U.S. Pat. No. 8,685,730 also discloses a simplified protocol, in which Matrigel™ is used at Stage 2. By using Matrigel™ at this stage, the transition from APS/DE to posterior foregut can be shortened by 7 days. From the end of Stage 2, the simplified protocol follows the same stages of the standard protocol, i.e., culturing cells from Stage 2 for at least another two weeks. While the simplified protocol represents a relatively shorter period of time for culturing, the protocol only produced pancreatic progenitors (PDX1+Insulin−). There is no insulin produced by the cells produced by that protocol.
Although these protocols are highly reproducible, the relatively long culture period amplifies the cost of media and personnel time, and impedes efficient testing of additional growth factors that may advance the protocol.
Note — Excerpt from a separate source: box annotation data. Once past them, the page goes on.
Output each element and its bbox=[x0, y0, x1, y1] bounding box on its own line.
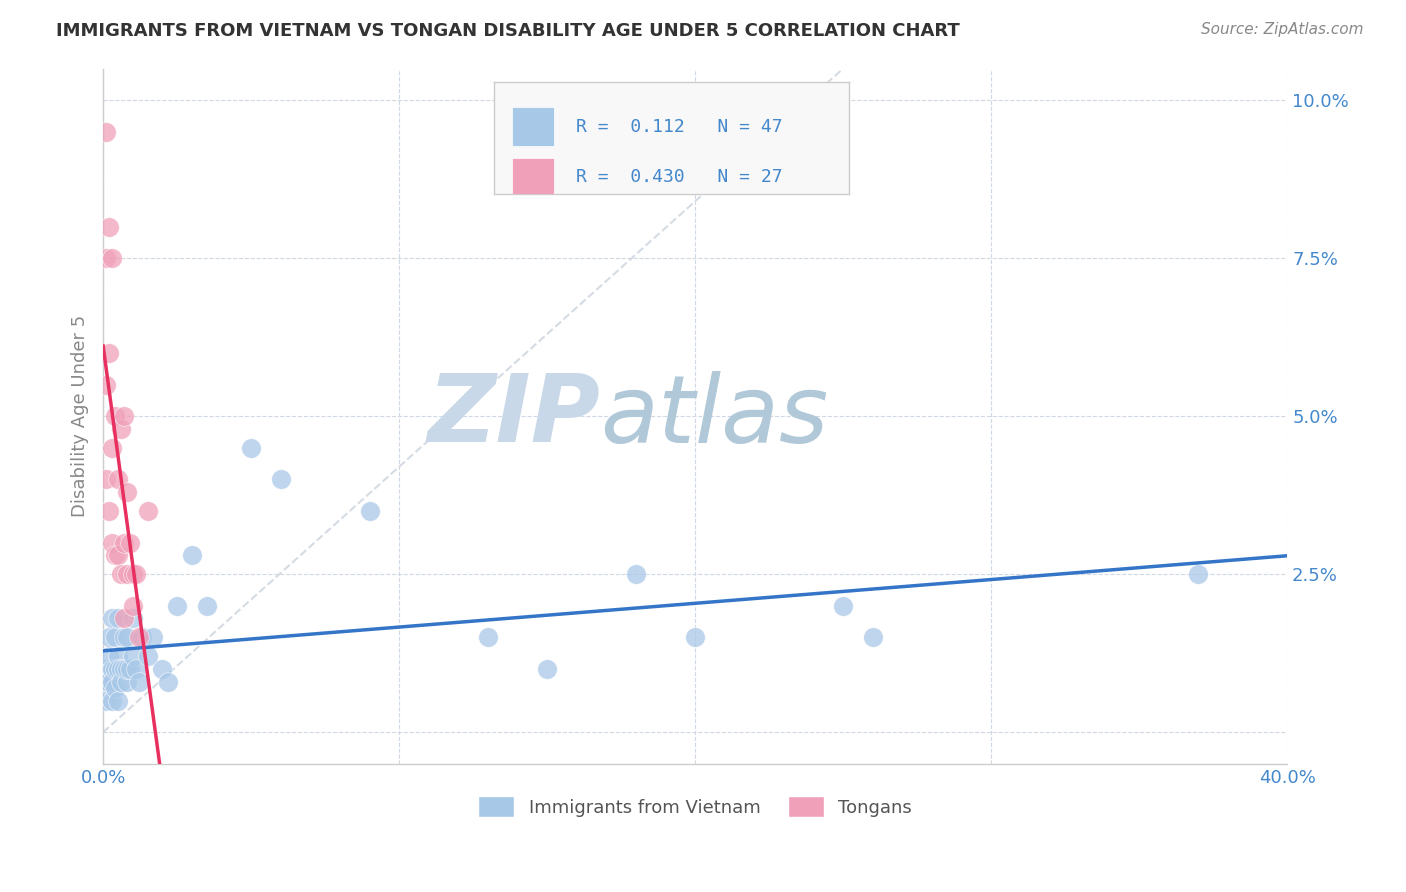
Point bbox=[115, 674, 138, 689]
Point bbox=[118, 662, 141, 676]
Point bbox=[107, 611, 129, 625]
Point bbox=[121, 649, 143, 664]
Point bbox=[359, 504, 381, 518]
Point bbox=[101, 251, 124, 265]
Y-axis label: Disability Age Under 5: Disability Age Under 5 bbox=[72, 315, 89, 517]
Point bbox=[115, 567, 138, 582]
Point bbox=[624, 567, 647, 582]
Point bbox=[115, 485, 138, 500]
Point bbox=[115, 662, 138, 676]
Point bbox=[121, 599, 143, 613]
Point bbox=[115, 631, 138, 645]
Point bbox=[136, 649, 159, 664]
Point bbox=[98, 346, 121, 360]
Point bbox=[150, 662, 173, 676]
Point bbox=[112, 662, 135, 676]
Point bbox=[104, 662, 127, 676]
Point bbox=[112, 611, 135, 625]
Point bbox=[94, 674, 117, 689]
Point bbox=[98, 219, 121, 234]
Point bbox=[94, 251, 117, 265]
Point bbox=[107, 548, 129, 562]
Point bbox=[157, 674, 180, 689]
Point bbox=[94, 472, 117, 486]
Point bbox=[94, 693, 117, 707]
Text: atlas: atlas bbox=[600, 371, 828, 462]
Text: IMMIGRANTS FROM VIETNAM VS TONGAN DISABILITY AGE UNDER 5 CORRELATION CHART: IMMIGRANTS FROM VIETNAM VS TONGAN DISABI… bbox=[56, 22, 960, 40]
Point bbox=[112, 409, 135, 424]
Point bbox=[101, 693, 124, 707]
Point bbox=[112, 535, 135, 549]
Point bbox=[195, 599, 218, 613]
Point bbox=[118, 535, 141, 549]
Point bbox=[832, 599, 855, 613]
Point bbox=[862, 631, 884, 645]
Point bbox=[125, 567, 148, 582]
Point bbox=[536, 662, 558, 676]
Point bbox=[107, 472, 129, 486]
Point bbox=[104, 409, 127, 424]
Point bbox=[98, 649, 121, 664]
Point bbox=[94, 662, 117, 676]
Point bbox=[131, 631, 153, 645]
Point bbox=[104, 681, 127, 695]
Point bbox=[101, 662, 124, 676]
Point bbox=[683, 631, 706, 645]
Point bbox=[128, 631, 150, 645]
Point bbox=[98, 674, 121, 689]
Point bbox=[104, 631, 127, 645]
Point bbox=[121, 567, 143, 582]
Point bbox=[112, 631, 135, 645]
Point bbox=[110, 567, 132, 582]
Point bbox=[101, 611, 124, 625]
Legend: Immigrants from Vietnam, Tongans: Immigrants from Vietnam, Tongans bbox=[471, 789, 920, 824]
Point bbox=[477, 631, 499, 645]
Text: ZIP: ZIP bbox=[427, 370, 600, 462]
Point bbox=[128, 674, 150, 689]
Point bbox=[107, 693, 129, 707]
Point bbox=[270, 472, 292, 486]
Point bbox=[110, 674, 132, 689]
Point bbox=[94, 125, 117, 139]
Point bbox=[121, 611, 143, 625]
Point bbox=[101, 674, 124, 689]
Point bbox=[1187, 567, 1209, 582]
Point bbox=[98, 504, 121, 518]
Point bbox=[107, 649, 129, 664]
Point bbox=[110, 662, 132, 676]
Point bbox=[107, 662, 129, 676]
Point bbox=[94, 377, 117, 392]
Point bbox=[110, 422, 132, 436]
Point bbox=[142, 631, 165, 645]
Point bbox=[125, 662, 148, 676]
Point bbox=[166, 599, 188, 613]
Point bbox=[136, 504, 159, 518]
Point bbox=[101, 441, 124, 455]
Point bbox=[101, 535, 124, 549]
Text: Source: ZipAtlas.com: Source: ZipAtlas.com bbox=[1201, 22, 1364, 37]
Point bbox=[104, 548, 127, 562]
Point bbox=[98, 631, 121, 645]
Point bbox=[240, 441, 263, 455]
Point bbox=[181, 548, 204, 562]
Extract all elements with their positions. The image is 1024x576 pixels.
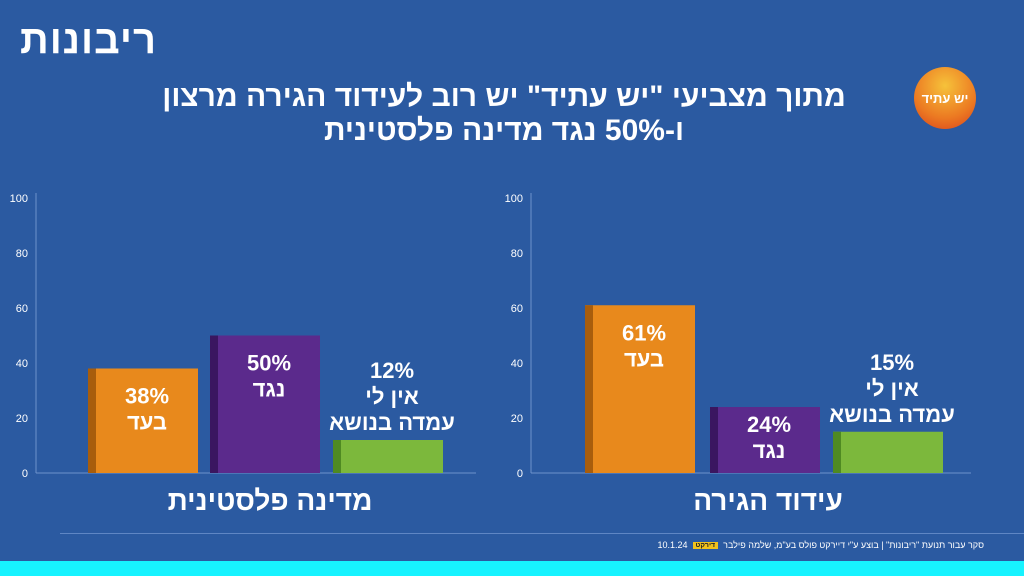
y-tick-label: 20: [511, 413, 523, 425]
data-label: 24%: [747, 412, 791, 437]
data-label: 12%: [370, 358, 414, 383]
category-label: אין לי: [865, 376, 919, 401]
category-label: נגד: [753, 438, 786, 463]
footer-source: סקר עבור תנועת "ריבונות" | בוצע ע"י דייר…: [723, 540, 984, 550]
y-tick-label: 100: [10, 193, 28, 205]
bar: [210, 335, 320, 473]
chart-title: מדינה פלסטינית: [168, 485, 373, 516]
brand-title: ריבונות: [20, 18, 158, 62]
footer: סקר עבור תנועת "ריבונות" | בוצע ע"י דייר…: [657, 540, 984, 550]
party-logo-text: יש עתיד: [921, 90, 969, 106]
category-label: עמדה בנושא: [829, 402, 955, 427]
bar: [88, 368, 198, 473]
category-label: בעד: [624, 346, 664, 371]
category-label: עמדה בנושא: [329, 410, 455, 435]
category-label: נגד: [253, 377, 286, 402]
headline-line-2: ו-50% נגד מדינה פלסטינית: [323, 114, 685, 147]
bar: [333, 440, 443, 473]
bar-side: [333, 440, 341, 473]
footer-divider: [60, 533, 1024, 534]
bottom-bar: [0, 561, 1024, 576]
bar-side: [88, 368, 96, 473]
headline-line-1: מתוך מצביעי "יש עתיד" יש רוב לעידוד הגיר…: [162, 80, 846, 113]
data-label: 50%: [247, 351, 291, 376]
bar-side: [210, 335, 218, 473]
y-tick-label: 60: [511, 303, 523, 315]
data-label: 38%: [125, 384, 169, 409]
bar-side: [585, 305, 593, 473]
bar-side: [710, 407, 718, 473]
y-tick-label: 80: [511, 248, 523, 260]
y-tick-label: 80: [16, 248, 28, 260]
y-tick-label: 0: [22, 468, 28, 480]
data-label: 61%: [622, 320, 666, 345]
chart-title: עידוד הגירה: [693, 485, 843, 516]
footer-date: 10.1.24: [657, 540, 688, 550]
category-label: אין לי: [365, 384, 419, 409]
y-tick-label: 20: [16, 413, 28, 425]
category-label: בעד: [127, 410, 167, 435]
bar-side: [833, 431, 841, 473]
bar: [585, 305, 695, 473]
y-tick-label: 40: [511, 358, 523, 370]
pollster-logo: דירקט: [692, 541, 719, 549]
y-tick-label: 100: [505, 193, 523, 205]
y-tick-label: 60: [16, 303, 28, 315]
party-logo: יש עתיד: [914, 67, 976, 129]
data-label: 15%: [870, 350, 914, 375]
bar: [710, 407, 820, 473]
y-tick-label: 40: [16, 358, 28, 370]
headline: מתוך מצביעי "יש עתיד" יש רוב לעידוד הגיר…: [104, 80, 904, 148]
bar: [833, 431, 943, 473]
y-tick-label: 0: [517, 468, 523, 480]
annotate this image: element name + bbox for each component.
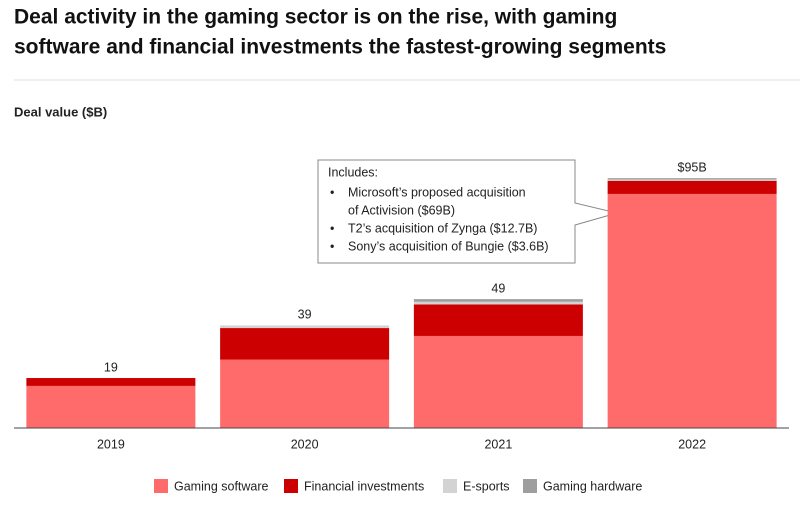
legend-swatch (154, 479, 168, 493)
bar-segment (413, 299, 583, 302)
legend-label: Financial investments (304, 479, 424, 493)
annotation-title: Includes: (328, 165, 378, 179)
bar-segment (220, 328, 390, 360)
bar-segment (26, 385, 196, 428)
annotation-bullet: • (330, 239, 334, 253)
annotation-bullet: • (330, 221, 334, 235)
bar-segment (607, 178, 777, 180)
chart-title: software and financial investments the f… (14, 36, 666, 59)
total-label: 49 (491, 281, 505, 295)
bar-segment (607, 179, 777, 181)
x-tick-label: 2019 (97, 437, 125, 451)
x-tick-label: 2022 (678, 437, 706, 451)
chart-title: Deal activity in the gaming sector is on… (14, 6, 617, 29)
bar-segment (413, 304, 583, 336)
bar-segment (26, 378, 196, 386)
legend-swatch (523, 479, 537, 493)
total-label: 19 (104, 360, 118, 374)
legend-label: E-sports (463, 479, 510, 493)
legend-label: Gaming hardware (543, 479, 642, 493)
legend-swatch (443, 479, 457, 493)
legend-swatch (284, 479, 298, 493)
total-label: $95B (678, 160, 707, 174)
bar-segment (413, 301, 583, 305)
annotation-bullet: • (330, 185, 334, 199)
annotation-item: T2’s acquisition of Zynga ($12.7B) (348, 221, 537, 235)
x-tick-label: 2021 (484, 437, 512, 451)
bar-segment (607, 193, 777, 428)
legend-label: Gaming software (174, 479, 269, 493)
annotation-item: Sony’s acquisition of Bungie ($3.6B) (348, 239, 549, 253)
bar-segment (220, 359, 390, 428)
bar-segment (220, 325, 390, 329)
bar-segment (413, 335, 583, 428)
y-axis-label: Deal value ($B) (14, 104, 107, 119)
annotation-box (317, 159, 619, 264)
annotation-item: Microsoft’s proposed acquisition (348, 185, 526, 199)
x-tick-label: 2020 (291, 437, 319, 451)
bar-segment (607, 180, 777, 194)
annotation-item: of Activision ($69B) (348, 203, 455, 217)
total-label: 39 (298, 308, 312, 322)
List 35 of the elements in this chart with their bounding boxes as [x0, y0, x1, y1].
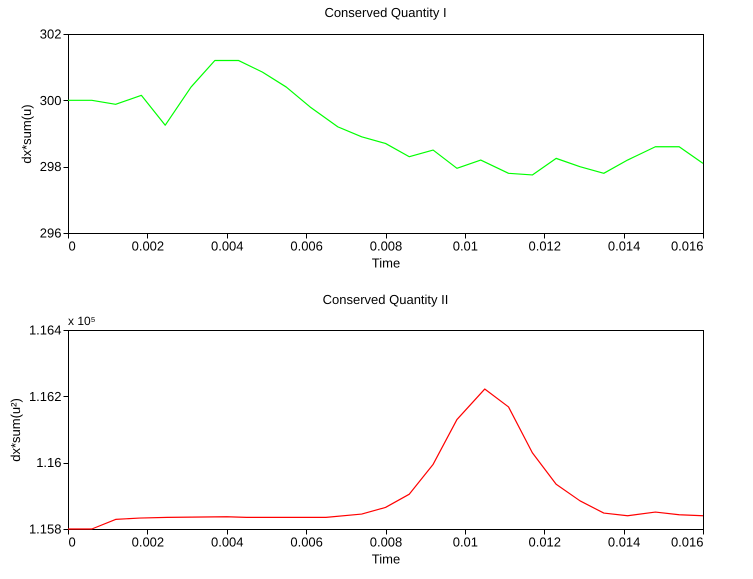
x-tick-label: 0.006	[290, 238, 323, 254]
y-tick-label: 298	[40, 159, 62, 174]
y-tick-label: 296	[40, 226, 62, 240]
x-tick-label: 0.016	[670, 238, 704, 254]
x-tick-label: 0.002	[132, 534, 164, 550]
x-tick-label: 0.01	[452, 534, 478, 550]
text: x 10⁵	[68, 314, 96, 328]
x-tick-label: 0.014	[608, 534, 640, 550]
y-tick-label: 1.164	[28, 322, 62, 338]
y-tick-label: 300	[40, 92, 62, 108]
x-tick-label: 0.008	[370, 238, 402, 254]
y-tick-label: 302	[40, 26, 62, 42]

In addition, the longer culture period can promote undesirable deviation from specific directed lineage progression and variability in the results. As such, a shortened and improved protocol is desired. Fortunately, advances in our understanding of extrinsic signaling events controlling the formation of definitive endoderm and regional specification of the pancreas are leading to new methodologies for directed differentiation of stem cells into cells of the pancreatic lineage. Also, subtle differences in media growth factor concentrations, combinations, timing and/or sequence of growth factor introduction, and length of incubation with particular growth factors may induce pluripotent stem cells to differentiate into many different cell lineages. Moreover, the types and concentrations of supporting extracellular matrix components may further affect the differentiation of pluripotent stem cells.